(Last Updated On: 05/04/2017)

Radiologist Job Description

Radiologists use imaging technologies such as x-rays, ultrasounds, MRIs, PETs, and CTs to diagnose diseases, injuries, and other disorders in patients.

Do not confuse radiologists with radiologist technologists. Technologists are the professionals who operate the imaging technology, and radiologists are the ones who interpret the results.

Since radiologists do not offer treatment themselves, they consult with physicians, surgeons, and other medical professionals to discuss their test results, so they can develop plans for treatment.

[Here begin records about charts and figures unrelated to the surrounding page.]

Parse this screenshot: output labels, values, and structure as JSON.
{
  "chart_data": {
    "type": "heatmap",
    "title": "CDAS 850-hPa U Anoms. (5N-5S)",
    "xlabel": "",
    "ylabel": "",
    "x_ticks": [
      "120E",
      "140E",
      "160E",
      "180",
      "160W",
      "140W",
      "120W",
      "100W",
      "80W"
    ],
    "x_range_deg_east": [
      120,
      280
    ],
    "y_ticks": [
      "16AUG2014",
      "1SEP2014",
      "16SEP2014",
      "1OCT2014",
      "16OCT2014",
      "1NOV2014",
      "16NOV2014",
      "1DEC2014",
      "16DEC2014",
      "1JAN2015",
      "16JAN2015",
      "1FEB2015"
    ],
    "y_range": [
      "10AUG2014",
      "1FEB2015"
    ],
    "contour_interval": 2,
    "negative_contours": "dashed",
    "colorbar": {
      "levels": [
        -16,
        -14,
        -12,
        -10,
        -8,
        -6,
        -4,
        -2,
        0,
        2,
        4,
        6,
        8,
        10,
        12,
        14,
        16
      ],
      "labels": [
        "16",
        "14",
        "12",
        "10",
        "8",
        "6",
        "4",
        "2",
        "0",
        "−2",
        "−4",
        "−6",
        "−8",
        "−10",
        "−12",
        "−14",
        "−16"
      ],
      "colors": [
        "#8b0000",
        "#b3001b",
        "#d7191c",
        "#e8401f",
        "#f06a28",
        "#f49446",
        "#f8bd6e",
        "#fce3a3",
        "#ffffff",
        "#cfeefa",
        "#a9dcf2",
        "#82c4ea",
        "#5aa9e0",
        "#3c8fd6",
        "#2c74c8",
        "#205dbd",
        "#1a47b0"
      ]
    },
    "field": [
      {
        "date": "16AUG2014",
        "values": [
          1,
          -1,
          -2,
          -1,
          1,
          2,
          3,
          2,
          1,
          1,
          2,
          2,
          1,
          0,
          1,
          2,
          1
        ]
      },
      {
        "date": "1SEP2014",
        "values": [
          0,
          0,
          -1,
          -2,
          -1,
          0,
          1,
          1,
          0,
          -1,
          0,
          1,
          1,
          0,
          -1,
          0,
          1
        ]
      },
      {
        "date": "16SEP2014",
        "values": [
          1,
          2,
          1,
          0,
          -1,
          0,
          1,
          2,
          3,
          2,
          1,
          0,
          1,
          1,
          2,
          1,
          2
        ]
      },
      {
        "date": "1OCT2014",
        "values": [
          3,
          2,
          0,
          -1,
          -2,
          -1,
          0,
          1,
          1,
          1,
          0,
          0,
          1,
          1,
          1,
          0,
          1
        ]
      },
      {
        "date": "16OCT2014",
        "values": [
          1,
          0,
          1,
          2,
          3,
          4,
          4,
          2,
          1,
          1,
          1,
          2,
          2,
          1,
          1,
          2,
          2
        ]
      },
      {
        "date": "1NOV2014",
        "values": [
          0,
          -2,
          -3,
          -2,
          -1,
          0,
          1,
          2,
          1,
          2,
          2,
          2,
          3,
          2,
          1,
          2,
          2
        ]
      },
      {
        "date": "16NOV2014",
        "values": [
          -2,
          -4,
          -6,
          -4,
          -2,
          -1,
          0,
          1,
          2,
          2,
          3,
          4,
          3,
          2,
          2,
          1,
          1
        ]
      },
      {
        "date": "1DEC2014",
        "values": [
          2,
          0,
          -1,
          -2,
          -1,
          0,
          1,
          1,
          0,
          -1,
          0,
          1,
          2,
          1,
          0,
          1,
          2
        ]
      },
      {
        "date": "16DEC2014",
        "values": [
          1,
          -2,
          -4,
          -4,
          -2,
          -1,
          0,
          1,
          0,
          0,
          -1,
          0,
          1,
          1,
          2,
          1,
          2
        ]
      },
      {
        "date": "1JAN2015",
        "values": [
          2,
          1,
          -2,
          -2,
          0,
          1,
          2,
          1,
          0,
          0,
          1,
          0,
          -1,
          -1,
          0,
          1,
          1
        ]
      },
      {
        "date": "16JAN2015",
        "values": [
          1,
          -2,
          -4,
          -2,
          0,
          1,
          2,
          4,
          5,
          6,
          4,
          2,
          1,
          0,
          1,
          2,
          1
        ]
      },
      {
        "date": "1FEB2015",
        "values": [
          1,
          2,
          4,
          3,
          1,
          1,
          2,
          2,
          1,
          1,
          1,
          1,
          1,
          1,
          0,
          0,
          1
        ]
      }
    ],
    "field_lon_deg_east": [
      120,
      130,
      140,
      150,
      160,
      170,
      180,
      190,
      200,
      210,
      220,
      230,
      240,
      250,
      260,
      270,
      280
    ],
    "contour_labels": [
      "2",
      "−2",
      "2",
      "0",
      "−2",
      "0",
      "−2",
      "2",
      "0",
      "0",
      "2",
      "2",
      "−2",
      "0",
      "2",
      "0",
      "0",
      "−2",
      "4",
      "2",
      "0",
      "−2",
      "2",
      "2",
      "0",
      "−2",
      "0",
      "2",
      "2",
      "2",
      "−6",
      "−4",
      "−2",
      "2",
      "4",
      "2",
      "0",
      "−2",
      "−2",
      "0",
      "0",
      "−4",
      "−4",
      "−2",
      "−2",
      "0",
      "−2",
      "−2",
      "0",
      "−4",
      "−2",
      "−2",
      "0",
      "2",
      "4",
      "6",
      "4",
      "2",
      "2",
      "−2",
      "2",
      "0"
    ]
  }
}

Compared to other occupations in the medical field, radiologists spend very little (if any) time interacting directly with patients. Instead, their interaction is reserved for the doctors and other healthcare professional involved in requesting and processing the digital images.

Work Environment and Schedule

Radiologists work in offices, hospitals, and even from home in some instances. The working hours for radiologists can vary hugely depending on where they work. At hospitals, the radiology department normally operates 24 hours a day, and radiologists need to be available at all times.

Since radiologists working in an office or a home setting don’t work with emergency situations as regularly as those who work in hospitals, regular working hours are much more attainable.

Before deciding on where you would like to practice, it’s important to consider the lifestyle you would like to have outside of work.

How to Become a Radiologist

Radiologists must attend medical school after earning their bachelor’s degree. Following medical school, a four year residency is required.

Once all of the educational requirements are met, radiologists must become board certified, pass the United States Medical Licensing Exam, and obtain a license to practice medicine in their state.

Additional certifications in radiology can be obtained from the American Board of Radiologists.

Employment Outlook

There are currently 691,000 radiologists in the United States, with 30,510 new radiologist job openings created each year.

Radiologist jobs are not expected to see much growth beyond their current levels in the next decade.

Radiologist Salaries

Overall Salaries

Radiologist salaries can vary depending on your experience, the location, company, industry, and benefits provided. Nationwide, most radiologists make between $112,000 – $166,400+ per year, or $53.86 – $80+ per hour.